I waited on the couch as he disappeared into the kitchen. That weird feeling hit me again. I couldn't remember the last time I'd had anyone over to the house, even as a friend. I sure as hell couldn't remember the last time someone had gone out of their way to take care of me without being paid to do it. Grandma Murphy, I thought dimly. The day I came home from Academy with the flu.

"You gonna let everyone who comes in here manhandle me like that?" Bob demanded from the mantle.

I gave him a warning look. "Bob," I said. "If you want to keep yourself a secret, you're gonna have to practice being quiet."

Bob's teeth clacked together reluctantly. Quiet, I had figured out, was not his speciality. I didn't entirely blame him — he'd been stuffed in a trunk in the attic for years. It didn't seem to have affected him quite as badly as it would have done with a human being, given that he wasn't stark raving mad, but I couldn't imagine it had done nothing.

Waldo returned with a bowl of hot oatmeal. I normally found oatmeal depressing — probably the reason it had lasted so long in my pantry — but I ate it down with unusual gusto. My stomach didn't immediately threaten to toss it up, which I considered to be a good sign.

He helped me to bed — another bit of embarrassment all its own — but I managed to convince him to bring Bob to keep me company. It occurred to me that Waldo Butters had to be the only man in the world to whom that made sense.

"I'll be around until morning," Waldo told me. "Just let me know if you need something."

I considered him for a long moment. The image of his soul, warm and comforting, flooded right back to mind.

Once you See something with the Sight, Bob had said, you're stuck with it forever.

I was stuck with a lot of images. Not all of them had come to me supernaturally. But for once in my life, I was glad to have this one.

"Thanks, Waldo," I said. "Really. I won't forget this in a hurry."

Waldo looked away from me, pleased but clearly flustered. "Yeah. Um. No problem." He shot me a wavery smile. "G'night, Karrin."

A good five minutes after he'd closed the door, Bob's little eye-lights slowly kindled back on again. I had the feeling he had taken my warning to heart.

"Something feels different about you," Bob said. His voice was quiet now, like a sigh on the air. "Did you crack your Third Eye again already?"

I sighed. "Yeah, for a bit. I don't guess there's some kind of exercise I can do to strengthen it again? Like… physio for the brain?"

Bob made a little hm. "Guess it couldn't hurt," he said. "I could go back over some of the exercises you forgot. Most of those lessons were on the assumption you'd eventually get some magic of your own, but it's not like it would hurt you to learn 'em anyway."

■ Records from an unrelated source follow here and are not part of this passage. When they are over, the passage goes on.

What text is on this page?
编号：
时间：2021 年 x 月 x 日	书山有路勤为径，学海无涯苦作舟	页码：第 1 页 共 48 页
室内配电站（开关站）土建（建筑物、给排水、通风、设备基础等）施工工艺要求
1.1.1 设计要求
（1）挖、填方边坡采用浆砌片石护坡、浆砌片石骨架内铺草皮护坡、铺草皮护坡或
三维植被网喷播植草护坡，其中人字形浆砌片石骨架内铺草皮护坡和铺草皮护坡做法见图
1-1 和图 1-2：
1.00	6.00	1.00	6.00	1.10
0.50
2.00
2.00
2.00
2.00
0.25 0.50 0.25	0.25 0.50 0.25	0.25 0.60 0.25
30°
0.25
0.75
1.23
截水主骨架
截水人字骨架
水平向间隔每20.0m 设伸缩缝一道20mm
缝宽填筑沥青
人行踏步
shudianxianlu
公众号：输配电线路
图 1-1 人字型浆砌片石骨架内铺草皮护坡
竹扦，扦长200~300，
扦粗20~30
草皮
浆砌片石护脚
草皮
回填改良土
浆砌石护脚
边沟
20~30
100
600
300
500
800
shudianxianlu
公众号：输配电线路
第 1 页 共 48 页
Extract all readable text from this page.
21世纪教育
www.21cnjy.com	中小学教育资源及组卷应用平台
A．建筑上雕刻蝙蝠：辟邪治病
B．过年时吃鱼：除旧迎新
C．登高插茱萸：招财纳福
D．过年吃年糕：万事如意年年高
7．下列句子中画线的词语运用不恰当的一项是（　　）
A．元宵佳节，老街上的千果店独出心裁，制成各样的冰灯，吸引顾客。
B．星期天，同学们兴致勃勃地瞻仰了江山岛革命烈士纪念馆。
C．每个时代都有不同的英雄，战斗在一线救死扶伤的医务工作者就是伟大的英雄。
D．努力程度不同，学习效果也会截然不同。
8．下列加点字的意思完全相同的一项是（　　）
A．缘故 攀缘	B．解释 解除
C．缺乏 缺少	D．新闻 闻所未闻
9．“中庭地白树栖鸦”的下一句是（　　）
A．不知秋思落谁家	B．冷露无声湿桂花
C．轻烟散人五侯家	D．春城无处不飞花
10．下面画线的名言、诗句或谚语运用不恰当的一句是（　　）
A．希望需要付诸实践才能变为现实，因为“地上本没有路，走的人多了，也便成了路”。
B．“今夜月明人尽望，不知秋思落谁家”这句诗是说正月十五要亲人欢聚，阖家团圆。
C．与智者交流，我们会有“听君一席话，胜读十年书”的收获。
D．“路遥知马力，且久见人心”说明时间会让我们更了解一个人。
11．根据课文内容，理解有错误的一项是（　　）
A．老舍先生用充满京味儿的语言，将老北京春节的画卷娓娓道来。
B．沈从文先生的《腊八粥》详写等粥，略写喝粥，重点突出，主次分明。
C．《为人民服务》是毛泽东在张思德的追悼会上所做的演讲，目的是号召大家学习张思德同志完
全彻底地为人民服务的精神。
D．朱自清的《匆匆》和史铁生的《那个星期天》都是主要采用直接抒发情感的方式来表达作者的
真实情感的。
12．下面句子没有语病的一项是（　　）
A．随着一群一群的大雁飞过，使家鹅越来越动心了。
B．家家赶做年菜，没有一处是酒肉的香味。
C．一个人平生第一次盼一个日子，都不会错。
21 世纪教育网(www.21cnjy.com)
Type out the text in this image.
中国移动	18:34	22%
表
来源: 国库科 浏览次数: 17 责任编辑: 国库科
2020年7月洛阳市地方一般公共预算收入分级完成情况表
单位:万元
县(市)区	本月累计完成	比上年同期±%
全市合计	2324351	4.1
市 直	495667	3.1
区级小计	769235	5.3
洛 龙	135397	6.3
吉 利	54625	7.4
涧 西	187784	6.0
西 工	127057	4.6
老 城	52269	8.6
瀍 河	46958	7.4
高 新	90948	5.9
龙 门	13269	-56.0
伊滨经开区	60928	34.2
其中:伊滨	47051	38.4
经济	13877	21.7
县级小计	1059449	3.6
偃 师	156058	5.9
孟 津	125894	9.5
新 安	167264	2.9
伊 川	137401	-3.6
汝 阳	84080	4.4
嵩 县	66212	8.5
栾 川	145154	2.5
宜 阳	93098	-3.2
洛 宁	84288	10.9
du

I chewed on my lip. "Yeah. About that. Would you be willing to go through all of that again? All the knowledge and the facts. Like… back to elementary school, you said." I rubbed at my jaw. "I know it's a lot to ask. And I wouldn't want to ask for free, exactly. But I don't know what I could give you in return."

Bob's little eyelights blinked in surprise. "Uh… huh. That's a weird question. I don't think anyone's ever tried to pay me before." He ruminated on that. Then, sheepishly, he said: "Can I get back to you? Like… just call it an unspecified favor for now."

I nodded. "Yeah, that works." I had a feeling it was a bad thing to make an open-ended promise like that, but some weird half-remembered part of me was still a little kid talking to Uncle Bob. There was trust and affection there, however deep it had been buried.

"You want to start now?" Bob asked.

I grimaced. "Not like I'm doing much else at the moment. May as well take advantage."

"What about the nerd outside?"

"I guess we'll just have to keep it quiet." I frowned. "And Bob?"

The golden lights flickered expectantly.

"You are literally the ultimate nerd. Stones and glass houses and all that."

He didn't have a ready response to that one. I heard him grumble a few times, before he said: "Fine. Let's talk about magic."